I've had good success with the Context7 model context protocol tool, which allows code agents, like GitHub Copilot, to look up the latest relevant version of library documentation including code snippets: https://context7.com/
I wonder how necessary that is. I've noticed that while Codex doesn't have any fancy tools like that (as it doesn't have internet access), it instead finds the source of whatever library you pulled in, so in Rust for example it's aware (or finds out) where the source was pulled down, and greps those files to figure out the API on the fly. Seems to work well enough and also works whatever library, private or not, updated 1 minute ago or not.
> these models have no idea when to use a package or not (if it's no longer maintained, etc)
They have ideas about what you tell them to have ideas about. In this case, when to use a package or not, differs a lot by person, organization or even project, so makes sense they wouldn't be heavily biased one way or another.
Personally I'd look at architecture of the package code before I'd look at when the last change was/how often it was updated, and if it was years since last change or yesterday have little bearing (usually) when deciding to use it, so I wouldn't want my LLM assistant to value it differently.
In the JavaScript world, very frequently. If latest is 2.8 and I’m coding against 2.1, I don’t want answers using 1.6. This happened enough that I now always specify versions in my prompt.

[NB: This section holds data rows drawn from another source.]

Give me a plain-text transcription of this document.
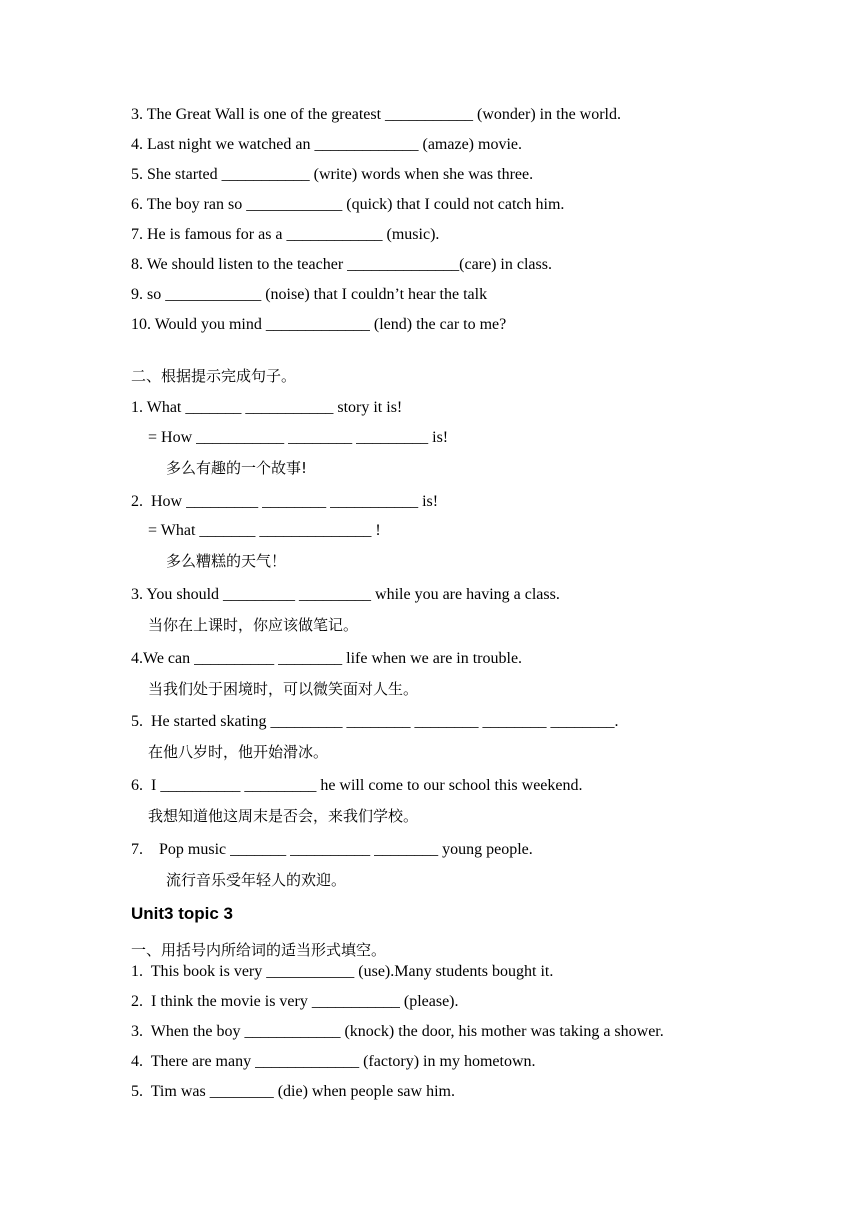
3. The Great Wall is one of the greatest ___________ (wonder) in the world.
4. Last night we watched an _____________ (amaze) movie.
5. She started ___________ (write) words when she was three.
6. The boy ran so ____________ (quick) that I could not catch him.
7. He is famous for as a ____________ (music).
8. We should listen to the teacher ______________(care) in class.
9. so ____________ (noise) that I couldn’t hear the talk
10. Would you mind _____________ (lend) the car to me?
二、根据提示完成句子。
1. What _______ ___________ story it is!
= How ___________ ________ _________ is!
多么有趣的一个故事!
2.  How _________ ________ ___________ is!
= What _______ ______________ !
多么糟糕的天气！
3. You should _________ _________ while you are having a class.
当你在上课时，你应该做笔记。
4.We can __________ ________ life when we are in trouble.
当我们处于困境时，可以微笑面对人生。
5.  He started skating _________ ________ ________ ________ ________.
在他八岁时，他开始滑冰。
6.  I __________ _________ he will come to our school this weekend.
我想知道他这周末是否会，来我们学校。
7.    Pop music _______ __________ ________ young people.
流行音乐受年轻人的欢迎。
Unit3 topic 3
一、用括号内所给词的适当形式填空。
1.  This book is very ___________ (use).Many students bought it.
2.  I think the movie is very ___________ (please).
3.  When the boy ____________ (knock) the door, his mother was taking a shower.
4.  There are many _____________ (factory) in my hometown.
5.  Tim was ________ (die) when people saw him.
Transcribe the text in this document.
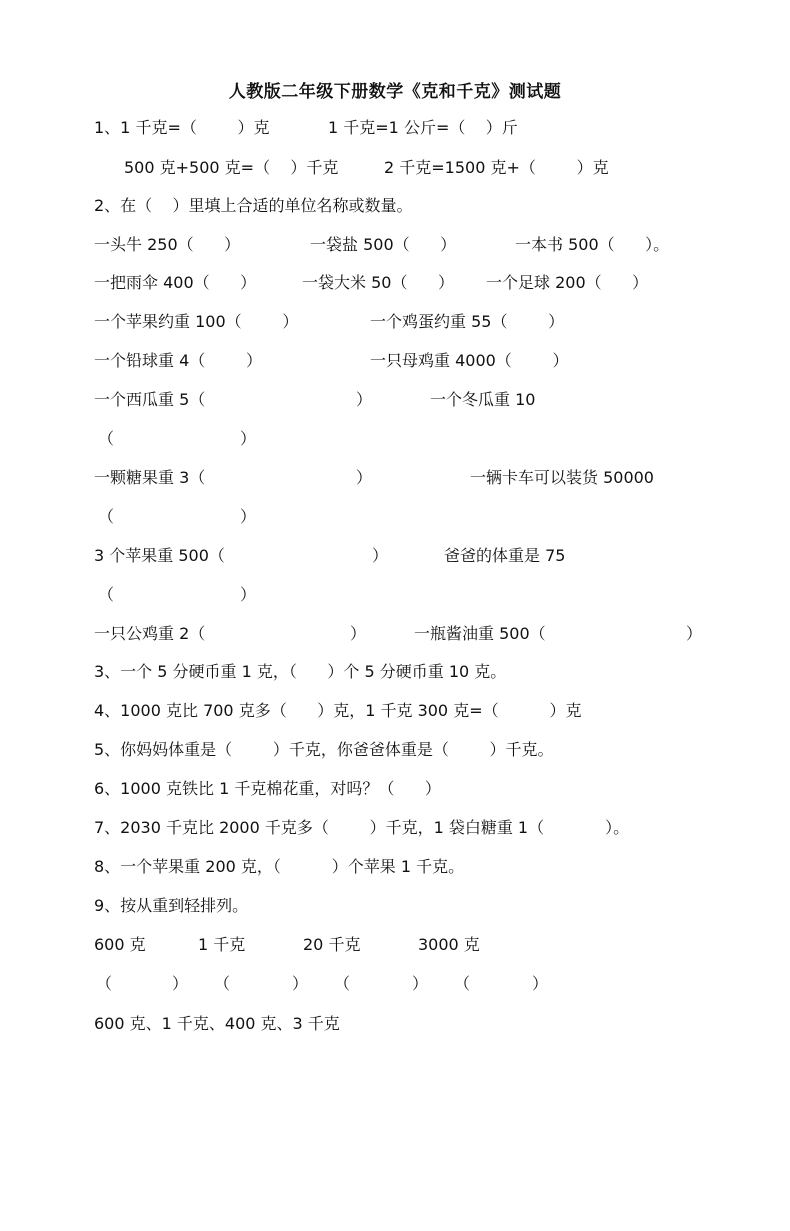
人教版二年级下册数学《克和千克》测试题

1、1 千克=（        ）克

	1 千克=1 公斤=（    ）斤

500 克+500 克=（    ）千克

	2 千克=1500 克+（        ）克

2、在（    ）里填上合适的单位名称或数量。

一头牛 250（      ）

	一袋盐 500（      ）

	一本书 500（      ）。

一把雨伞 400（      ）

	一袋大米 50（      ）

一个足球 200（      ）

一个苹果约重 100（        ）

	一个鸡蛋约重 55（        ）

一个铅球重 4（        ）

	一只母鸡重 4000（        ）

一个西瓜重 5（

	）

	一个冬瓜重 10

（

	）

一颗糖果重 3（

	）

	一辆卡车可以装货 50000

（

	）

3 个苹果重 500（

	）

	爸爸的体重是 75

（

	）

一只公鸡重 2（

	）

	一瓶酱油重 500（

	）

3、一个 5 分硬币重 1 克，（      ）个 5 分硬币重 10 克。

4、1000 克比 700 克多（      ）克，1 千克 300 克=（          ）克

5、你妈妈体重是（        ）千克，你爸爸体重是（        ）千克。

6、1000 克铁比 1 千克棉花重，对吗？（      ）

7、2030 千克比 2000 千克多（        ）千克，1 袋白糖重 1（            ）。

8、一个苹果重 200 克，（          ）个苹果 1 千克。

9、按从重到轻排列。

600 克

	1 千克

	20 千克

	3000 克

（

	）

（

	）

（

	）

（

	）

600 克、1 千克、400 克、3 千克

The more popular a library is, the more times its updated every year, the more it will suffer this fate. You always have refine prompts with specific versions and specific ways of doing things, each will be different on your use case.
Kind of but not in the same way: the MCP option will increase the discussion context, the training option does not. Armchair expert so confirmation would be appreciated.
Same, I'm curious what it looks like to incrementally or micro train against, if at all possible, frequently changing data sources (repos, Wikipedia/news/current events, etc).
They are evolving quickly, with deprecation and updated documentation. Having to correct for this in system prompts is a pain.
It would be great if the models were updating portions of their content more recently than others.
For the tailwind example in parent-sibling comment, should absolutely be as up to date as possible, whereas the history of the US civil war can probably be updated less frequently.